Funding for the proposal would include:
- Approximately $5.5 billion in additional federal funds to increase reimbursements for Medi-Cal, California's Medicaid program, and to reorganize public insurance programs (Shaw, Stockton Record, 1/9);
- $2 billion in funds paid to hospitals for treating uninsured patients (Robertson, Sacramento Business Journal, 1/8);
- Employer contributions estimated at $1 billion; and
- Contributions from physicians and hospitals that Schwarzenegger estimates will amount to $3.5 billion (Ainsworth, San Diego Union-Tribune, 1/9);
At least one million of the 6.5 million uninsured residents in California are undocumented immigrants, according to state officials (Steinhauer, New York Times, 1/9).
The governor's proposal would require all businesses with 10 or more employees to offer health insurance or contribute 4% of payroll to a state fund that would provide coverage to uninsured residents (Arnquist, San Luis Obispo Tribune, 1/9). The percentage would be based on employers' total Social Security wages (New York Times, 1/9).
Individuals who declined to carry insurance could face a reduction in state income tax refunds or have wages withheld (Washington Post, 1/9). The proposal calls for the state to expand Medi-Cal eligibility to adults who earn up to 100% above the federal poverty level, according to the New York Times (New York Times, 1/9).
The state will subsidize the estimated 1.2 million low-income state residents who do not qualify for coverage under Medi-Cal (Chorneau, San Francisco Chronicle, 1/9). The provision would allow them to purchase insurance through a state-run pool that will require a small contribution toward their premiums (AP/San Francisco Examiner, 1/9);
Individuals whose incomes exceed 250% of the federal poverty level would not be eligible for government subsidies but would nonetheless be required to obtain health insurance if it was not offered by their employer (Rau, Los Angeles Times, 1/9).

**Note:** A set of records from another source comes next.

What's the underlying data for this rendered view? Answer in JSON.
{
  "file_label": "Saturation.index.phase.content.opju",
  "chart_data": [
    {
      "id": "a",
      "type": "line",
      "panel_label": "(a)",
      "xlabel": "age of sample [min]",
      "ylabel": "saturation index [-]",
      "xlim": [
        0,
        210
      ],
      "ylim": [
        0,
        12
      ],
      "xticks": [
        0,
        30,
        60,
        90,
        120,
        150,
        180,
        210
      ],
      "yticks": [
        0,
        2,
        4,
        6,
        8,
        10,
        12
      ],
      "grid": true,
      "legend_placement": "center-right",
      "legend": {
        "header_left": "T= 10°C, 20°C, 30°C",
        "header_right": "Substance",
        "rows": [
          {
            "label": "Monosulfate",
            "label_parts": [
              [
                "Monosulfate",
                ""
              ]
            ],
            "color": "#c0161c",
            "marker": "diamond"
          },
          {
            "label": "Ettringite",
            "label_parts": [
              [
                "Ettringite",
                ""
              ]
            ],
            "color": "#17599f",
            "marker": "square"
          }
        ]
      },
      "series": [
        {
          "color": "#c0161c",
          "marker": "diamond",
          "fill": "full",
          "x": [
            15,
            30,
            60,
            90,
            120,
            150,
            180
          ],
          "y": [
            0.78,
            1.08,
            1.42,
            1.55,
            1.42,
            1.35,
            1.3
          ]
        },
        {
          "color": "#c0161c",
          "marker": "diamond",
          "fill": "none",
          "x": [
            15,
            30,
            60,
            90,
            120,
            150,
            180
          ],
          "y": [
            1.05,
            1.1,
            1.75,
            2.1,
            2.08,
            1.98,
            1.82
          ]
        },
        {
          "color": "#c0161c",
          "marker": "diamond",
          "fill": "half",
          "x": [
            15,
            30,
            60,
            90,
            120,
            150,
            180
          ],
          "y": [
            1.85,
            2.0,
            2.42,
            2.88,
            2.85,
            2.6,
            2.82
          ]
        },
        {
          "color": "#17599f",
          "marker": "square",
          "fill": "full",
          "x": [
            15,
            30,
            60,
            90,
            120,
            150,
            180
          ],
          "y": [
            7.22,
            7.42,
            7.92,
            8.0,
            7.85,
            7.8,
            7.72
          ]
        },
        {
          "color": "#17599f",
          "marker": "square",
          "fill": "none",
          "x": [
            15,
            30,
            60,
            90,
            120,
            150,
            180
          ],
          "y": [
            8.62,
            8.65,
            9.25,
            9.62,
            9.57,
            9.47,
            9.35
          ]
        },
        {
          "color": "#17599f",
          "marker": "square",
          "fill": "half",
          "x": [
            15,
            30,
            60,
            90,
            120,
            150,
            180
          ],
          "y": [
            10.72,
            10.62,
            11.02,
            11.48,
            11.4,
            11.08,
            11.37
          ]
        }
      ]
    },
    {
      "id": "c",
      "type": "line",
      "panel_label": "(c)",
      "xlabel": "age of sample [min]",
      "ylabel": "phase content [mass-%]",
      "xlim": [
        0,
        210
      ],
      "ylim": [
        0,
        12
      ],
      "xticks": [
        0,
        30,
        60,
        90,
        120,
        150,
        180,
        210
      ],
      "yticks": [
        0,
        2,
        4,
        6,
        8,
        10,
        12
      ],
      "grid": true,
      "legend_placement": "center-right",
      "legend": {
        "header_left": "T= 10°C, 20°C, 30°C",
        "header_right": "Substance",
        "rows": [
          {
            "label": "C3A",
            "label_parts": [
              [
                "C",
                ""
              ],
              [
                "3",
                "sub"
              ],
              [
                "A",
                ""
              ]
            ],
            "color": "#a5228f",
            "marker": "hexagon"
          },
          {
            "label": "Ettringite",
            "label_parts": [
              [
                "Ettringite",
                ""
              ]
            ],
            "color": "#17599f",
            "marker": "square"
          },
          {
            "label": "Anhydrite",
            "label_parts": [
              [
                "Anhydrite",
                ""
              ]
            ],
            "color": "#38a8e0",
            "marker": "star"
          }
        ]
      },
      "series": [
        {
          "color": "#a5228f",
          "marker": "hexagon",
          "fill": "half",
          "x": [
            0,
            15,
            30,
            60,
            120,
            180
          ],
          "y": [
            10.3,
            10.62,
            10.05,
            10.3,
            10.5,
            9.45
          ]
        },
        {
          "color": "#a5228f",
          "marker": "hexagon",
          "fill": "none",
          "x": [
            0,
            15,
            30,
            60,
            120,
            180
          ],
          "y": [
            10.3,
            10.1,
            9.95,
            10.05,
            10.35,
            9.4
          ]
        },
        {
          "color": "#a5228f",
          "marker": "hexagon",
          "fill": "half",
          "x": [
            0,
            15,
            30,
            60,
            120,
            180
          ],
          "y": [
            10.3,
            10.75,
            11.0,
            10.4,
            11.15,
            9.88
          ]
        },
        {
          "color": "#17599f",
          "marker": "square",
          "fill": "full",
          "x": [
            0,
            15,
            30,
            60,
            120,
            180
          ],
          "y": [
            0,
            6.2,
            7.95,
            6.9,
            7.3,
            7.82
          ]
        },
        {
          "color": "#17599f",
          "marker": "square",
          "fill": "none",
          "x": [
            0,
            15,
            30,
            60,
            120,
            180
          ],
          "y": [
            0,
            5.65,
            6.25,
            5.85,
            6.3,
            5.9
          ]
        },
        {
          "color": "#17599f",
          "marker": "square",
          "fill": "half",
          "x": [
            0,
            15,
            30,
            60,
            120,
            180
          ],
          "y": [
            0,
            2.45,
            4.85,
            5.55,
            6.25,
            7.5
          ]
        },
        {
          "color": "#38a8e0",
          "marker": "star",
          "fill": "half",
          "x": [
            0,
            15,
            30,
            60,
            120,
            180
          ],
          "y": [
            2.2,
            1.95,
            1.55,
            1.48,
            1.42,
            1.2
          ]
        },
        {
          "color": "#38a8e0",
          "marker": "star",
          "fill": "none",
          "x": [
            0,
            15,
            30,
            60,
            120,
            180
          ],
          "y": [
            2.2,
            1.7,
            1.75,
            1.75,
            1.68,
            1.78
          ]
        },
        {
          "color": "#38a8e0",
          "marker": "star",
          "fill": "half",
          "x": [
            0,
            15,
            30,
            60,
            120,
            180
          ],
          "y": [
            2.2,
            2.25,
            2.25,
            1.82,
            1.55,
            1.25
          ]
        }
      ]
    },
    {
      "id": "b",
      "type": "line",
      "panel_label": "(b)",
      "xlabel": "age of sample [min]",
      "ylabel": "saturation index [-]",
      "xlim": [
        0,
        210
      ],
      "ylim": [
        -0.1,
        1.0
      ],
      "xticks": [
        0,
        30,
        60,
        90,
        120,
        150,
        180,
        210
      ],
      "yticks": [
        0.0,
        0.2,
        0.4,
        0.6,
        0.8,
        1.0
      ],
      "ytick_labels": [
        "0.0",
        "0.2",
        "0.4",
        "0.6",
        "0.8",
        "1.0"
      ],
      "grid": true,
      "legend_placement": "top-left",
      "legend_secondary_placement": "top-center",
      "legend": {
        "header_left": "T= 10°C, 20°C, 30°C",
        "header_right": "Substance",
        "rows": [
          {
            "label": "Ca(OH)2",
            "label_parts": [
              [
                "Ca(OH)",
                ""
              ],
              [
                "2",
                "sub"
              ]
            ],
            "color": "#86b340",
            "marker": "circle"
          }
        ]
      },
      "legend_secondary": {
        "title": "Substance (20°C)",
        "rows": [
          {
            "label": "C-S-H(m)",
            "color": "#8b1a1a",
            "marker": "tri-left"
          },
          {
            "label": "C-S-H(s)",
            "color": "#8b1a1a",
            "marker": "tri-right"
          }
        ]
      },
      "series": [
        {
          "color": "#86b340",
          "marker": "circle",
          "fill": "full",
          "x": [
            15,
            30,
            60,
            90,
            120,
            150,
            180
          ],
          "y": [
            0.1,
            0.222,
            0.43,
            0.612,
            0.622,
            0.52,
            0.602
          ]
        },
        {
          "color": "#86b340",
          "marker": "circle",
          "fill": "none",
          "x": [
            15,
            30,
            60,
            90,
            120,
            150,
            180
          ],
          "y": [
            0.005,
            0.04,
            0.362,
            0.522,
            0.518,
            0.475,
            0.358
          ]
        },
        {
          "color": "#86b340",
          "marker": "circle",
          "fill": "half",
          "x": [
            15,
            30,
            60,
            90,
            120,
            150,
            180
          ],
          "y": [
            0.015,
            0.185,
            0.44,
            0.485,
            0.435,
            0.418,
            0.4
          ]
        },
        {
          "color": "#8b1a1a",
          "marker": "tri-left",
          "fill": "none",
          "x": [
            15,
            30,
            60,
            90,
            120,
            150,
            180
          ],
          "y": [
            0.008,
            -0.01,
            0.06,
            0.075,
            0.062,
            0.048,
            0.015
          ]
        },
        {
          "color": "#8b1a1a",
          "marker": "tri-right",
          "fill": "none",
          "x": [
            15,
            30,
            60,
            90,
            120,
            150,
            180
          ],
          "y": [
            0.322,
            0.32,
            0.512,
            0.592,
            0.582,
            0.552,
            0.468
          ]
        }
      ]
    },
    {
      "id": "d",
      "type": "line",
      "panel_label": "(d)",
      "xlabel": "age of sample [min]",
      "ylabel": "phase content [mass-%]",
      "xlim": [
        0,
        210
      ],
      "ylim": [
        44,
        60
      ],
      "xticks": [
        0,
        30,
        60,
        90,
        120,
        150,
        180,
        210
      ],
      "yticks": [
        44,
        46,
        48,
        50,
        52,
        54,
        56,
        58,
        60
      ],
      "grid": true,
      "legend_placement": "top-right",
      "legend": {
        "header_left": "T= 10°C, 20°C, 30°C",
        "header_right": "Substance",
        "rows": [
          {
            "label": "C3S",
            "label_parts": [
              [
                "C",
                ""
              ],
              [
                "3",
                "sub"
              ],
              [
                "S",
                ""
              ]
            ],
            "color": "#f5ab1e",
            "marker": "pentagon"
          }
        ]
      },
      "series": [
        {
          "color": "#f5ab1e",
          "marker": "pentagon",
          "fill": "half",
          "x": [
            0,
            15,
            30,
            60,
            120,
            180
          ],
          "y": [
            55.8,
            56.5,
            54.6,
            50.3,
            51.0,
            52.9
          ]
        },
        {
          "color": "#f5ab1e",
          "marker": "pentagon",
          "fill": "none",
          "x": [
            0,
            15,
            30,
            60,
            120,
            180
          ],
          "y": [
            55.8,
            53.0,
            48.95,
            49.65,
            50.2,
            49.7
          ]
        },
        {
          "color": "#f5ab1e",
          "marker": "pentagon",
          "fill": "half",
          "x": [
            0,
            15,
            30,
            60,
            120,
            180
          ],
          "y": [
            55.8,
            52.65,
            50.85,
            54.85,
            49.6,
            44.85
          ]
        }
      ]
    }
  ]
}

The plan would require insurers to:
- Provide coverage to all individuals, regardless of pre-existing medical conditions or age;
- Set premiums based only on age and location (Girion, Los Angeles Times, 1/9);
- Contribute at least 85% of their premium revenue to patient care (Harmon, Contra Costa Times, 1/8).
The governor's proposal would expand Medi-Cal eligibility to children, regardless of immigration status, from households whose annual incomes do not exceed 300% of the federal poverty level (New York Times, 1/9).
Schwarzenegger's plan would:
- Increase Medi-Cal reimbursements by $4 billion (Los Angeles Times, 1/9);
- Require physicians to pay 2% of their gross revenue to the state; and
- Mandate that hospitals pay 4% of revenue to the state (Herdt, Ventura County Star, 1/9).
The San Jose Business Journal reports that the plan would direct $10 billion to $15 billion in additional funds to hospitals and physicians annually (Roberts, San Jose Business Journal, 1/8).
Schwarzenegger's plan also would:
- Change the tax codes to make contributions to health savings accounts exempt from state income tax;
- Establish a "24-hour coverage" program that combines and coordinates the health care component of workers' compensation with traditional group health insurance;
- Provide rewards for healthy behavior, such as not smoking (Sacramento Business Journal, 1/8).